Una vaca dormita en medio de la calzada junto a tres perros vagabundos. Un grupo de cerdos cruza la calle, mientras unos monos los miran desde un tejado. Un hombre pedalea en su bicicleta, que tira de una plataforma con numerosos cables de cobre doblados en una u imposible. Le adelanta un tipo que conduce una Royal Enfield, con casco y camisa limpia a cuadros, que parece satisfecho. Es posible encontrar la India de los contrastes en solo unos segundos en plena calle.
Decenas de rickshaws, coches, triciclos a motor, camiones con gente sobre -no dentro de- ellos, motos con familias enteras a bordo y bicicletas que en Europa estarían en desuso se cruzan en direcciones opuestas en una calle sin medianera física que tampoco se divide por la mitad para facilitar la conducción; que no se divide, en realidad, nunca, porque cada uno va por donde le parece. El caos se adueña del tráfico de la ciudad reflejando el desconcierto general que brinda este país, pero por razones que se escapan a la lógica, al menos ahora no hay accidentes, ni tampoco sorpresas de otro tipo.

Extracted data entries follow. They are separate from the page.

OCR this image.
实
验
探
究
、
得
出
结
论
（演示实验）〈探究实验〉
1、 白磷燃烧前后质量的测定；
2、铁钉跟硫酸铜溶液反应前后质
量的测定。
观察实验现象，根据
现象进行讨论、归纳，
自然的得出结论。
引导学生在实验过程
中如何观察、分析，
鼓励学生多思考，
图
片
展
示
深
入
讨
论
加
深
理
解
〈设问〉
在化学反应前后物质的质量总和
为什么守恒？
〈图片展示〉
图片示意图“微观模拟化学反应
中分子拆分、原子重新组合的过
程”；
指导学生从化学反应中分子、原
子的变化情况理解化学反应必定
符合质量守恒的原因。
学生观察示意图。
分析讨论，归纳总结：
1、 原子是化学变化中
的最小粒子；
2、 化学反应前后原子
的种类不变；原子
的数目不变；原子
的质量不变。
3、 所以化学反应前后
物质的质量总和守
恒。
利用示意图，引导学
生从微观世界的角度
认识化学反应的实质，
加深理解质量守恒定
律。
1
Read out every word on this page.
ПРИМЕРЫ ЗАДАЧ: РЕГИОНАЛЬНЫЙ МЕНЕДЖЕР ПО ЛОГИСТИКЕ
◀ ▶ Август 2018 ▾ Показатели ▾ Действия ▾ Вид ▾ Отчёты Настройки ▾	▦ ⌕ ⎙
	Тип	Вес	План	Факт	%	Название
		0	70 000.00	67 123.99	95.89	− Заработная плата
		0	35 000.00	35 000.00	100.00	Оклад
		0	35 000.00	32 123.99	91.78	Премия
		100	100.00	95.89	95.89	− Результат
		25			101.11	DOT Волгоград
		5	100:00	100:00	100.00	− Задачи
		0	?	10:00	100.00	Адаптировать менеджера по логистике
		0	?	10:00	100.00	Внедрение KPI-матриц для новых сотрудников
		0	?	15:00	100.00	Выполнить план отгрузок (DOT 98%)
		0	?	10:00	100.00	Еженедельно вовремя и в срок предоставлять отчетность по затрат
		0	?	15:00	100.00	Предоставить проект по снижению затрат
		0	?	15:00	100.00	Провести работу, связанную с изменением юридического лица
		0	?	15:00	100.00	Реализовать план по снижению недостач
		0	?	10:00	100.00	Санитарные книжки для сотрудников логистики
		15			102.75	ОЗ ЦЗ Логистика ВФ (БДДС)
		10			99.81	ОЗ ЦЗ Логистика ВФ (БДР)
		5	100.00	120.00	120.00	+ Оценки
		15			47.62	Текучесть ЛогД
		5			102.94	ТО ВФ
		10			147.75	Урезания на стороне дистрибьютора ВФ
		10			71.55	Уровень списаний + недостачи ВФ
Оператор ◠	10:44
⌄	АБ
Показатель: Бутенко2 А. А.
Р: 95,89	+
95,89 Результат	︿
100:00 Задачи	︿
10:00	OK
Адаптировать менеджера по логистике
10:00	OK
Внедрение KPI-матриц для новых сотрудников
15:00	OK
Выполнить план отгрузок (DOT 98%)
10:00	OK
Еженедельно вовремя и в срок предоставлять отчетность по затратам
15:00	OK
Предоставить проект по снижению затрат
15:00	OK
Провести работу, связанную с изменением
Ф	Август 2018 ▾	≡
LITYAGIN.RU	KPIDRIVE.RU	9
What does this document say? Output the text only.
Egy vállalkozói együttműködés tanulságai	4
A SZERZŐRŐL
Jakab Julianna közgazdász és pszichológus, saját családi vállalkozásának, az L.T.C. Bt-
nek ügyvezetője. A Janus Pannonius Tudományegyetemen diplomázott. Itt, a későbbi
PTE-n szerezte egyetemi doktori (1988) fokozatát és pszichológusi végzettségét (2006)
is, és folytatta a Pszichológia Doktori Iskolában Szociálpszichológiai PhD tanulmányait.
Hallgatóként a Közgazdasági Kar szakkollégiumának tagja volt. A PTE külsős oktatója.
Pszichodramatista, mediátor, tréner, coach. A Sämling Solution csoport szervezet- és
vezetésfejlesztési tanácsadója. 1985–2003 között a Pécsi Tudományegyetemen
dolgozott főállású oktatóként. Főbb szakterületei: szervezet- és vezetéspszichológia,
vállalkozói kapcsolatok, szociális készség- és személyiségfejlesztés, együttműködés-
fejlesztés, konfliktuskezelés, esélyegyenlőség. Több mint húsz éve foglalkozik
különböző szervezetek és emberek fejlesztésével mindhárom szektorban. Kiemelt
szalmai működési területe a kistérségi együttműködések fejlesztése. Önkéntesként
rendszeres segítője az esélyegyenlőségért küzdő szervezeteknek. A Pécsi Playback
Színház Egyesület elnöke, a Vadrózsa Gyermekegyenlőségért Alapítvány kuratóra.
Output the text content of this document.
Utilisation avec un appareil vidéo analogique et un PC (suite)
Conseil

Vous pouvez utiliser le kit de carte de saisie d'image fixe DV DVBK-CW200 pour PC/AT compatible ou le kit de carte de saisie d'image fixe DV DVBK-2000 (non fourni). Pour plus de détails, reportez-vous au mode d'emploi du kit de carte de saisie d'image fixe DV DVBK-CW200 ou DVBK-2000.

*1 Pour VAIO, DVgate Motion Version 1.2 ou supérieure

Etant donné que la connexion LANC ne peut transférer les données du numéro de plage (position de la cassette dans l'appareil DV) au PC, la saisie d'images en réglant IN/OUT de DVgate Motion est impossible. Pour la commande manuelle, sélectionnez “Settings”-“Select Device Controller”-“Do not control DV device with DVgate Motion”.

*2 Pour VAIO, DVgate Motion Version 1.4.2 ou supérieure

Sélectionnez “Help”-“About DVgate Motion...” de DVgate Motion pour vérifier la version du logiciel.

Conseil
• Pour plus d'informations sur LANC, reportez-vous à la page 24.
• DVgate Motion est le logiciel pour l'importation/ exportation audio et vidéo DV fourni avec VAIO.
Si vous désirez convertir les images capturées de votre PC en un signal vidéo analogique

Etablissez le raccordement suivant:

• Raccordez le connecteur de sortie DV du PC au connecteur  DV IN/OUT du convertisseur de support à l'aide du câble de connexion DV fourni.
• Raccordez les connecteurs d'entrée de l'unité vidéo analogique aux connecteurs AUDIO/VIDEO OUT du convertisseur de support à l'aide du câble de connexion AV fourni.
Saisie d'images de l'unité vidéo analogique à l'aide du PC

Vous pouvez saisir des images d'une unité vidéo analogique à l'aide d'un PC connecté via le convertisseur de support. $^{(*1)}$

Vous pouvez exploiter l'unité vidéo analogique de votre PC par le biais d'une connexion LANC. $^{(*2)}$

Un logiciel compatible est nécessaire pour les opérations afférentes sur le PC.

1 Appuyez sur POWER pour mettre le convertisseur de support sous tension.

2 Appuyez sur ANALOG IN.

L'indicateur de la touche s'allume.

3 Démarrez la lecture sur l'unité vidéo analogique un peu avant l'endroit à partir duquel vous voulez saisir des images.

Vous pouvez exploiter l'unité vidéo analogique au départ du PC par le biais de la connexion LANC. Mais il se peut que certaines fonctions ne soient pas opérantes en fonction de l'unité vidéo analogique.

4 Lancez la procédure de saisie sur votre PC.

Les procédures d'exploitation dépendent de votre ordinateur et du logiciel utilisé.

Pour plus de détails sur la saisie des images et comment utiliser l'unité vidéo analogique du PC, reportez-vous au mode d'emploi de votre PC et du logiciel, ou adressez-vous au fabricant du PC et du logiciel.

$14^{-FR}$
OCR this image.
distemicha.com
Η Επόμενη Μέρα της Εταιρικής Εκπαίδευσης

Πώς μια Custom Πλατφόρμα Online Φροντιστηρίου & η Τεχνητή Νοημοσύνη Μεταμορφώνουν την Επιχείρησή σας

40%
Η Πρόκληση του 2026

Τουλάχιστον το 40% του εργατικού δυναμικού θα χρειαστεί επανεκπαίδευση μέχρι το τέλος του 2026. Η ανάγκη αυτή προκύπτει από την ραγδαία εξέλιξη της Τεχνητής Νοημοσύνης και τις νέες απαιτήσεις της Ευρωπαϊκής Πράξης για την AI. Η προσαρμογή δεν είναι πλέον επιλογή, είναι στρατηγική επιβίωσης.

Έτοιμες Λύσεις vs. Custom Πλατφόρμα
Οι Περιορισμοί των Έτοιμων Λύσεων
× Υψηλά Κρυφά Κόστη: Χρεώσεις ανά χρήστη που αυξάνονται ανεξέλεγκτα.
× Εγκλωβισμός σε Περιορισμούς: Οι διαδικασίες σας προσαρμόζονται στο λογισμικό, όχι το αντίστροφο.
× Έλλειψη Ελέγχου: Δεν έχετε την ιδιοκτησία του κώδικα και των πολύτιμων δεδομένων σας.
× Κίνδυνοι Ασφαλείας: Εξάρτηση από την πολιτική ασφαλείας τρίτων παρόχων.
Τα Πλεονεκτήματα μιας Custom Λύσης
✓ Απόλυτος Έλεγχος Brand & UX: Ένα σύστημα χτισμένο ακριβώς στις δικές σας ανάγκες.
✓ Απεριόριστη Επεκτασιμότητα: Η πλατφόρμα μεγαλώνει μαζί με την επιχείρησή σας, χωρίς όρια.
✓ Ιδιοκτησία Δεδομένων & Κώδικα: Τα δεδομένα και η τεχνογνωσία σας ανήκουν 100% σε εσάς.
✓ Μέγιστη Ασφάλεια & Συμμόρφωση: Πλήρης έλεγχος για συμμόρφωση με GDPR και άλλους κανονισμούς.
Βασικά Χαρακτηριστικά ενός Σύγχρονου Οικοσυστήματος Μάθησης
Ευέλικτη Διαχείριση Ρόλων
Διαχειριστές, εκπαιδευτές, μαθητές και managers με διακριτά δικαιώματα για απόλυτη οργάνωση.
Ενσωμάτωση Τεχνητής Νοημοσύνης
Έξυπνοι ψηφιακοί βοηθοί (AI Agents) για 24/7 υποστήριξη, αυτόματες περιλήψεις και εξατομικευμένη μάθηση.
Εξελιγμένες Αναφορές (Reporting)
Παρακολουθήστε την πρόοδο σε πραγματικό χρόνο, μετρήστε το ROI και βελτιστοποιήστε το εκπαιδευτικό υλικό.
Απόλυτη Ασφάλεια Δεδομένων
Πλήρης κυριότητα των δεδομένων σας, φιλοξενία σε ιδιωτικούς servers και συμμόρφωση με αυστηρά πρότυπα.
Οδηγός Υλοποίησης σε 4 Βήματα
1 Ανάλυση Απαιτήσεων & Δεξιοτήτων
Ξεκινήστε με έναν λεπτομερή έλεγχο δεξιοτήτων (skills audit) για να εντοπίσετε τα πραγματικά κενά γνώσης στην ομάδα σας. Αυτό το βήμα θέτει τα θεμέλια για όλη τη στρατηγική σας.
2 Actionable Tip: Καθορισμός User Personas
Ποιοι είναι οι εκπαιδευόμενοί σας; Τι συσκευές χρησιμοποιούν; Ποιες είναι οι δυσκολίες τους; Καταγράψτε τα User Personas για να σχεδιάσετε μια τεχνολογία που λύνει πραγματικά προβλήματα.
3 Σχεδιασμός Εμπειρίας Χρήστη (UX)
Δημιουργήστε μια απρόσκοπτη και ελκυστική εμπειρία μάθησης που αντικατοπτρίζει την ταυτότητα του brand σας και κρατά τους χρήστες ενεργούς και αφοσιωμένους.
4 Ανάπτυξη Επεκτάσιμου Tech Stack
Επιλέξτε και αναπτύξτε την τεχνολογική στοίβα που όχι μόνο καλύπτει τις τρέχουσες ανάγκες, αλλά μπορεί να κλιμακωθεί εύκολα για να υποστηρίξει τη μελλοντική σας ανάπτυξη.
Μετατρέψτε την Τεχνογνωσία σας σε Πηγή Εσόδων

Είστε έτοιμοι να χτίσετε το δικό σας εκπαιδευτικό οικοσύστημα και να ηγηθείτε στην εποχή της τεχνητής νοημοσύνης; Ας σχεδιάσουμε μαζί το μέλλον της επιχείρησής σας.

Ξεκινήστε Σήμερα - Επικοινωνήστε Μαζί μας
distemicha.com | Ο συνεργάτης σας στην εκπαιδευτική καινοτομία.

Resulta difícil, para un occidental, encontrarle sentido, incluso uno lejano, a las vidas de los indios que se cruzan en su camino. Pero, en realidad, resulta que la mayoría no busca sentido, ni ese ni ningún otro, sino simplemente pretende sobrevivir al día. Tan solo eso. Mañana habrá que hacer lo mismo, pero eso será mañana. Y, para un indio sin recursos que tiene ante sí el resto del día, mañana está aún muy lejos.
En Delhi no es muy distinto. No está allí el Taj Mahal, pero sí su versión capitalina, la Tumba de Hamayu; el tráfico no es mucho más seguro que en Agra, y la locura del Viejo Delhi continúa sin parangón en el planeta.
¿Cómo habrá podido crearse semejante lugar, con los cables apiñados sobrevolando las calles, con los comercios minúsculos compitiendo por unas cuantas rupias, con jóvenes y adultos conviviendo en medio de semejante inexplicable lugar, atrapados todos por un destino fronterizo con la indigencia? Quizá solo Brahma, el primer ser viviente creado y dios del universo para el hinduismo, lo sepa.
Raquel, antes de que saliera de Madrid, me recordó con una sonrisa el dicho que manejan en la agencia de viajes para la que trabaja, y que acaba siendo cierto en la mayoría de los casos: “India mata, o arrebata”.